The Badlands lie in southwestern North Dakota. The Badlands are exposed surfaces of stone and clay that erosion has shaped into striking formations; many shades of browns, reds, grays, and yellows appear in buttes, pyramids, domes, and cones. They stretch for about 190 miles (305 km) and are from 6 to 20 miles (10 to 30 km) wide. In some areas of the Badlands the rocks contain lignite coal that has been burning for many years. The clay above these coal beds has turned bright pink and red.
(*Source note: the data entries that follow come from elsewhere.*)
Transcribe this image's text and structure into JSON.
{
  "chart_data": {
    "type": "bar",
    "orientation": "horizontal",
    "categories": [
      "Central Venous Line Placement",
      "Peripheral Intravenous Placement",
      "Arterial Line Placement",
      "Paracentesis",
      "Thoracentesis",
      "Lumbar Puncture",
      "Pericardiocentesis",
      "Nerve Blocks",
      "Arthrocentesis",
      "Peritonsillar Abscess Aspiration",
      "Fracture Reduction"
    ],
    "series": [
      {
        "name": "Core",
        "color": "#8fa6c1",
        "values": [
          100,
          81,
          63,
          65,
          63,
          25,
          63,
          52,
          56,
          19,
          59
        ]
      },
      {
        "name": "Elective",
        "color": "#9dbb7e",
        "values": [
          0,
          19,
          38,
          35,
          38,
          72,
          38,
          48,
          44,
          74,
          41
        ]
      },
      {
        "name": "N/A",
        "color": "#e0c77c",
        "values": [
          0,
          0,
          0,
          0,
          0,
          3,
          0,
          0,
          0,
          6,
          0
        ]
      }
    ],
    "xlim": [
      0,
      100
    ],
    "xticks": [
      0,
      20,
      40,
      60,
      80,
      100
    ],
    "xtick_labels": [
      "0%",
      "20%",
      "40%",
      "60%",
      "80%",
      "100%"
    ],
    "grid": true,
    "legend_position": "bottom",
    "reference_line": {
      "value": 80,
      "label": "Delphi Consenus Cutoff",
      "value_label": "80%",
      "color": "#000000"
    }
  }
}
White Butte, the highest point in North Dakota, is located in the Badlands, and stands 3506 feet (1069 m) above sea level.

==Notable points==
Extreme points
- Northernmost point: Border with Saskatchewan and Manitoba 49° N
- Southernmost point: Border with South Dakota at Bois de Sioux River, 45°56'07" N
- Easternmost point: Bois de Sioux River near Fairmount, 46.084058° N, 96.554405° W
- Westernmost point: Border with Montana and Saskatchewan, 104° 02' 46" W

Physiographic points
- Highest point: White Butte 3507' (1069 m)
- Lowest point: Red River of the North at Pembina 750' (230 m)
- Most prominent point: Boundary Butte, Turtle Mountains, elevation 2541' (774 m), prominence 1030' (314 m), isolation 95.7 mi. (154 km)

Hydrographic points
- The confluence of the Yellowstone and Missouri Rivers near Buford, North Dakota.